= Mohammed Zaman =

Afghan politician and military commander (1965–2010)

Hajji Mohammed Zaman (29 April 1965 – 22 February 2010), also known as Zaman Ghamsharik, was an Afghan military leader and politician. He was an ethnic Pashtun from the Khogyani tribe. According to Maj. Dalton Fury, who fought together with Ghamsharik in November/December 2001 in the Tora Bora campaign against the Taliban, Haji Zaman had been "one of the more infamous mujahideen junior commanders during the Soviet–Afghan War. When the Taliban took over, Zaman departed Afghanistan for France. When the Taliban fell from grace after 9/11, he returned to his homeland to reclaim his former VIP status. He was said to have had influential friends in neighboring Pakistan, including members of the Pakistan intelligence service. He reportedly led a force of 4,000 men during the campaign to oust Afghanistan's Soviet occupiers.

During the initial years of the Taliban's administration of Afghanistan, some sources claim Zaman led resistance fighters from bases in Pakistan against Taliban rule.

In 1997, the government of Pakistan forced him to leave Pakistan. Haji Zaman spent the remaining years of the Taliban's rule of Afghanistan, (i.e., until shortly after the 9/11/01 WTC attack), in Dijon, France.

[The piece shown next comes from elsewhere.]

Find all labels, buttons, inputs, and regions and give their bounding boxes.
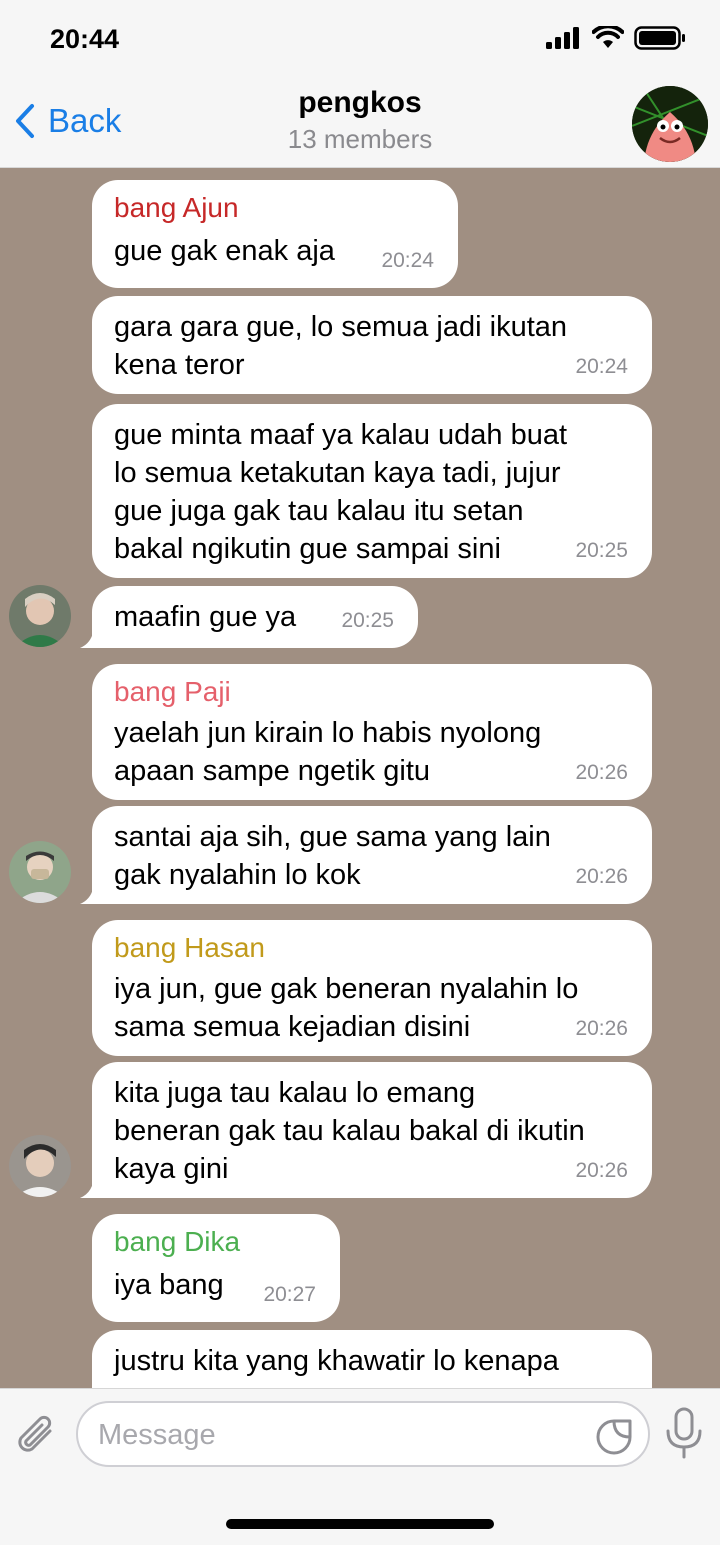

Following the September 11 attacks, and subsequent confirmation that Osama Bin Laden was behind the attack, the US demanded Taliban leader Mullah Omar to turn over Bin Laden or face US invasion. Mullah Omar refused to surrender Bin Laden, so the US planned military action as described in CIA officers Gary Berntsen's Jawbreaker, and Gary Schroen's First In. Haji Zaman returned from France to Afghanistan (reportedly at the invitation of the US CIA, as a counterbalance to another Afghan warlord/partner Hazret Ali) and joined with other regional and tribal leaders from the Nangarhar and Khowst provinces to form the Eastern Shura.

The Eastern Shura, of which Haji Zaman was a key member, were early backers of the first post-Taliban President Hamid Karzai.

Karzai later appointed Haji Mohammad Zaman Ghamsharik as deputy Chief of Police for Nangarhar Province.

Haji Mohammed Zaman Ghamsharik was killed on 22 February 2010 in a suicide bombing, while addressing refugees in Khogyani District, Nangarhar Province.